Robert Rubin, the former Treasury secretary who has been sharply criticized over his role in the financial turmoil at Citigroup Inc., resigned as senior counselor and will depart from the board when his term ends in April.

The departure was called a retirement by the New York company, which has suffered $20 billion in losses over the past year and got a government bailout of at least $45 billion. Citigroup's troubles cast an awkward spotlight on Mr. Rubin, who has received $115 million in pay since 1999, excluding stock options.

While Mr. Rubin has defended his performance since joining Citigroup in 1999, insisting that the bank's problems resulted from the wider turmoil in the financial system and not failures by Citigroup, he is "tired of it," a person familiar with the matter said.

"This is not a decision that I have come to lightly," Mr. Rubin said in a statement. "But as I enter my 70s and with all that is now in place at Citi, I believe the time has come for me to make these changes."

Chief Executive Vikram Pandit praised Mr. Rubin's "invaluable" contributions to the company over the past decade.

Mr. Rubin, 70, intends to "deepen his involvement in outside activities and organizations to which he has been strongly committed," the New York company said in a press release Friday.

"My great regret is that I and so many of us who have been involved in this industry for so long did not recognize the serious possibility of the extreme circumstances that the financial system faces today," Mr. Rubin said in a letter to Mr. Pandit.

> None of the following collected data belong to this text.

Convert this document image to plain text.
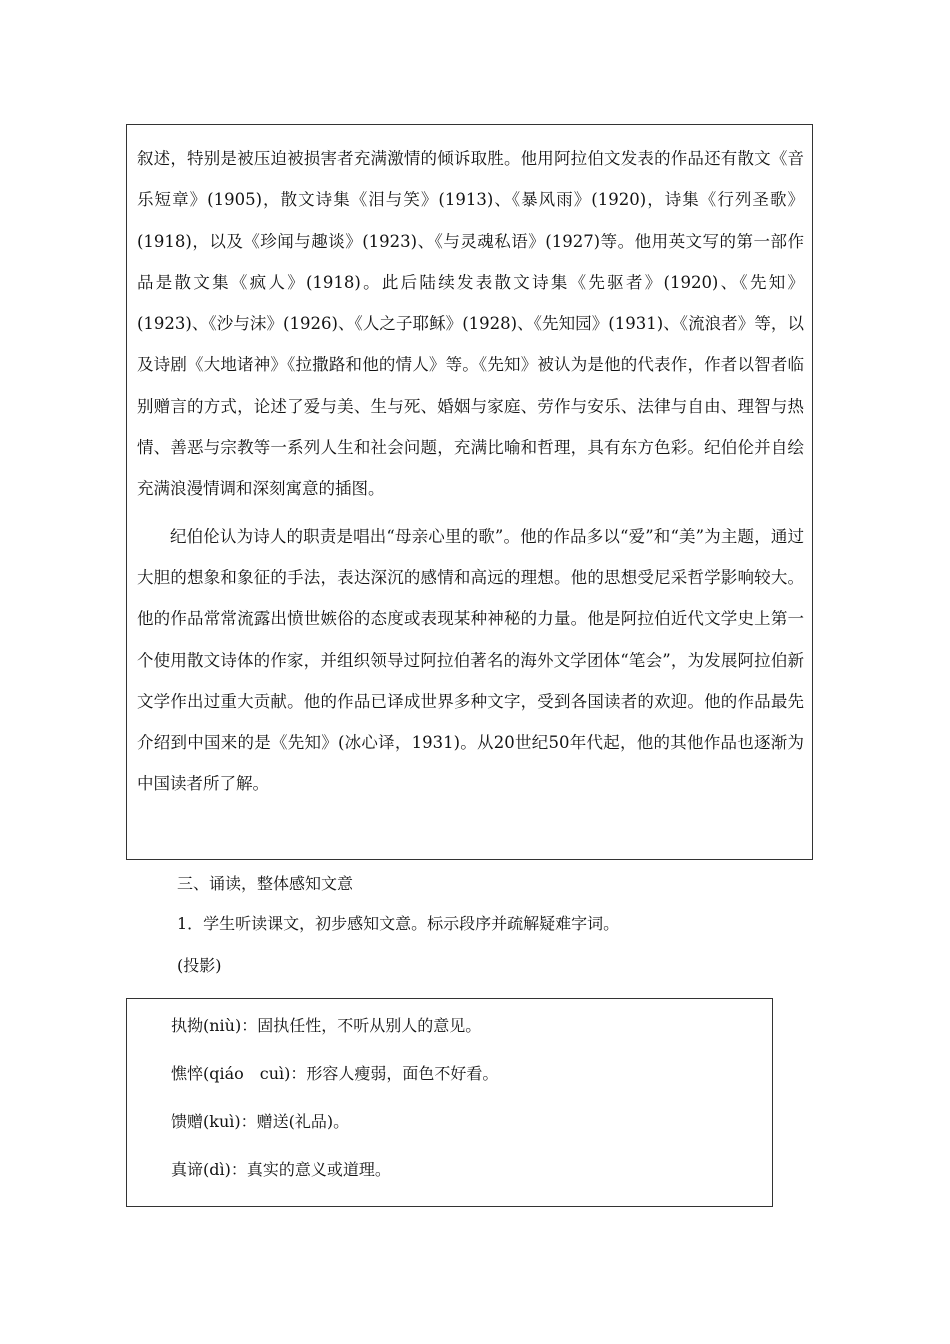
叙述，特别是被压迫被损害者充满激情的倾诉取胜。他用阿拉伯文发表的作品还有散文《音乐短章》(1905)，散文诗集《泪与笑》(1913)、《暴风雨》(1920)，诗集《行列圣歌》(1918)，以及《珍闻与趣谈》(1923)、《与灵魂私语》(1927)等。他用英文写的第一部作品是散文集《疯人》(1918)。此后陆续发表散文诗集《先驱者》(1920)、《先知》(1923)、《沙与沫》(1926)、《人之子耶稣》(1928)、《先知园》(1931)、《流浪者》等，以及诗剧《大地诸神》《拉撒路和他的情人》等。《先知》被认为是他的代表作，作者以智者临别赠言的方式，论述了爱与美、生与死、婚姻与家庭、劳作与安乐、法律与自由、理智与热情、善恶与宗教等一系列人生和社会问题，充满比喻和哲理，具有东方色彩。纪伯伦并自绘充满浪漫情调和深刻寓意的插图。

纪伯伦认为诗人的职责是唱出“母亲心里的歌”。他的作品多以“爱”和“美”为主题，通过大胆的想象和象征的手法，表达深沉的感情和高远的理想。他的思想受尼采哲学影响较大。他的作品常常流露出愤世嫉俗的态度或表现某种神秘的力量。他是阿拉伯近代文学史上第一个使用散文诗体的作家，并组织领导过阿拉伯著名的海外文学团体“笔会”，为发展阿拉伯新文学作出过重大贡献。他的作品已译成世界多种文字，受到各国读者的欢迎。他的作品最先介绍到中国来的是《先知》(冰心译，1931)。从20世纪50年代起，他的其他作品也逐渐为中国读者所了解。

三、诵读，整体感知文意
1．学生听读课文，初步感知文意。标示段序并疏解疑难字词。
(投影)
执拗(niù)：固执任性，不听从别人的意见。
憔悴(qiáo　cuì)：形容人瘦弱，面色不好看。
馈赠(kuì)：赠送(礼品)。
真谛(dì)：真实的意义或道理。
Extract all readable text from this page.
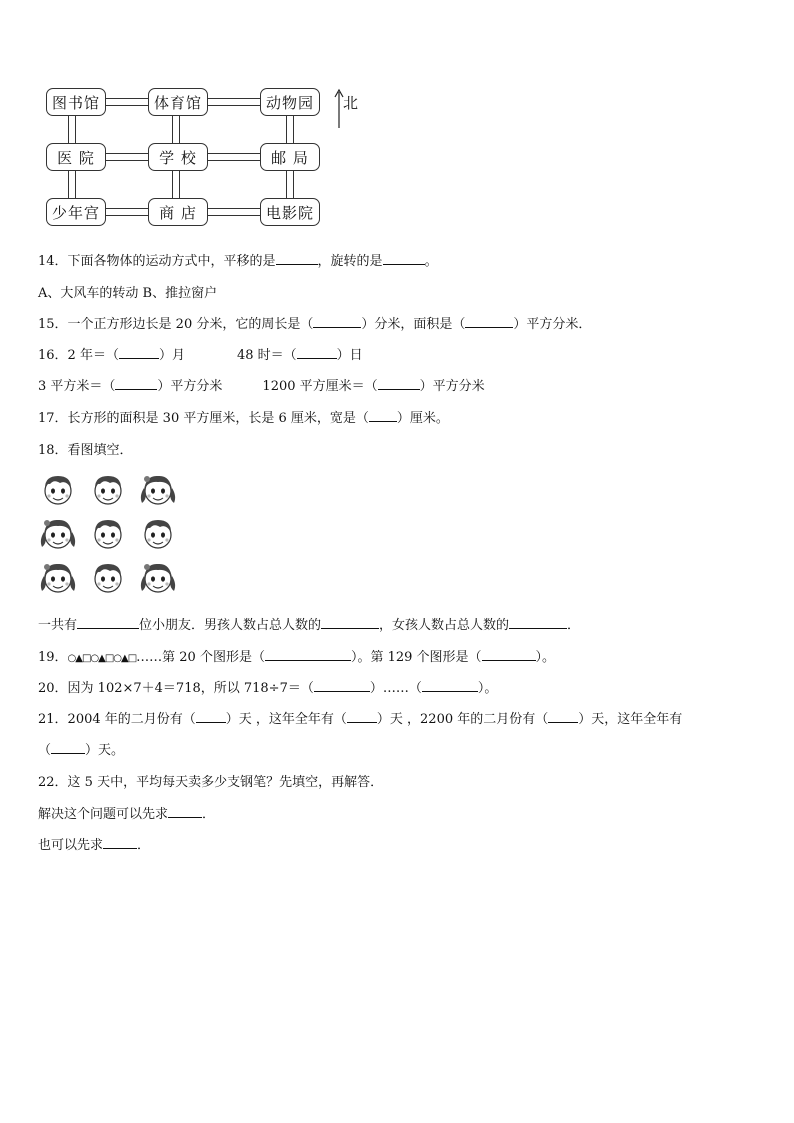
图书馆	体育馆	动物园
医 院	学 校	邮 局
少年宫	商 店	电影院
北
14．下面各物体的运动方式中，平移的是	，旋转的是	。
A、大风车的转动 B、推拉窗户
15．一个正方形边长是 20 分米，它的周长是（	）分米，面积是（	）平方分米．
16．2 年＝（	）月	48 时＝（	）日
3 平方米＝（	）平方分米	1200 平方厘米＝（	）平方分米
17．长方形的面积是 30 平方厘米，长是 6 厘米，宽是（ ）厘米。
18．看图填空．
一共有	位小朋友．男孩人数占总人数的	，女孩人数占总人数的	．
19．○▲□○▲□○▲□……第 20 个图形是（	）。第 129 个图形是（	）。
20．因为 102×7＋4＝718，所以 718÷7＝（	）……（	）。
21．2004 年的二月份有（ ）天 ，这年全年有（ ）天 ，2200 年的二月份有（ ）天，这年全年有
（	）天。
22．这 5 天中，平均每天卖多少支钢笔？先填空，再解答．
解决这个问题可以先求	．
也可以先求	．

Mr. Rubin, who served at the Treasury's helm from 1995 to 1999 under President Clinton, has faced criticism from investors including Smith Asset Management's William Smith for collecting more than $150 million in pay in a decade while failing to steer Citigroup away from subprime mortgage securities.

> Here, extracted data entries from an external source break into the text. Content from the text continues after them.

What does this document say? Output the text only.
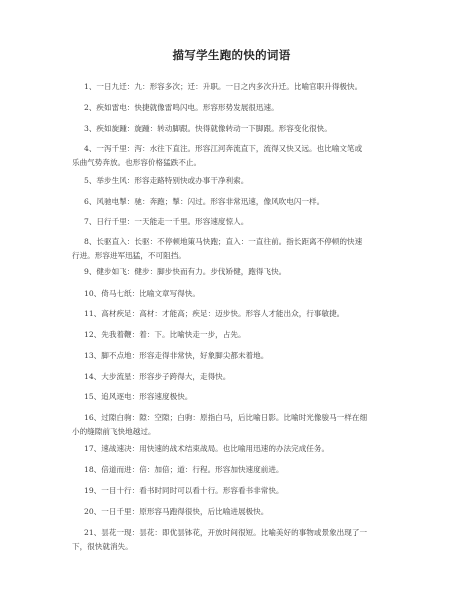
描写学生跑的快的词语
1、一日九迁：九：形容多次；迁：升职。一日之内多次升迁。比喻官职升得极快。
2、疾如雷电：快捷就像雷鸣闪电。形容形势发展很迅速。
3、疾如旋踵：旋踵：转动脚跟。快得就像转动一下脚跟。形容变化很快。
4、一泻千里：泻：水往下直注。形容江河奔流直下，流得又快又远。也比喻文笔或
乐曲气势奔放。也形容价格猛跌不止。
5、举步生风：形容走路特别快或办事干净利索。
6、风驰电掣：驰：奔跑；掣：闪过。形容非常迅速，像风吹电闪一样。
7、日行千里：一天能走一千里。形容速度惊人。
8、长驱直入：长驱：不停顿地策马快跑；直入：一直往前。指长距离不停顿的快速
行进。形容进军迅猛，不可阻挡。
9、健步如飞：健步：脚步快而有力。步伐矫健，跑得飞快。
10、倚马七纸：比喻文章写得快。
11、高材疾足：高材：才能高；疾足：迈步快。形容人才能出众，行事敏捷。
12、先我着鞭：着：下。比喻快走一步，占先。
13、脚不点地：形容走得非常快，好象脚尖都未着地。
14、大步流星：形容步子跨得大，走得快。
15、追风逐电：形容速度极快。
16、过隙白驹：隙：空隙；白驹：原指白马，后比喻日影。比喻时光像骏马一样在细
小的缝隙前飞快地越过。
17、速战速决：用快速的战术结束战局。也比喻用迅速的办法完成任务。
18、倍道而进：倍：加倍；道：行程。形容加快速度前进。
19、一目十行：看书时同时可以看十行。形容看书非常快。
20、一日千里：原形容马跑得很快，后比喻进展极快。
21、昙花一现：昙花：即优昙钵花，开放时间很短。比喻美好的事物或景象出现了一
下，很快就消失。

The investments led to four straight quarterly losses and prompted Citi to turn to the government for a rescue package.

Citigroup, the biggest bank recipient of U.S. bailout funds, completed an agreement for a $20 billion government investment, on top of an earlier $25 billion injection and a U.S. guarantee on $306 billion in troubled assets.

Mr. Rubin's departure is "not a huge surprise," said Michael Holland, the chairman and founder of Holland & Co., a New York firm that oversees $4 billion of assets. "It's been a challenged situation for a long period of time."

Mr. Pandit, 51, is cutting 52,000 jobs worldwide and expects "major challenges" to continue into 2009, he said Dec. 31.

In the letter to Mr. Pandit, Mr. Rubin said he had "great respect for you and the job you have been doing in addressing the most difficult financial markets since the 1930s."

He continued, "There is still a great deal to do, but I have great confidence that Citi will meet the long-term challenges ahead." Citi's shares fell 5.7% Friday.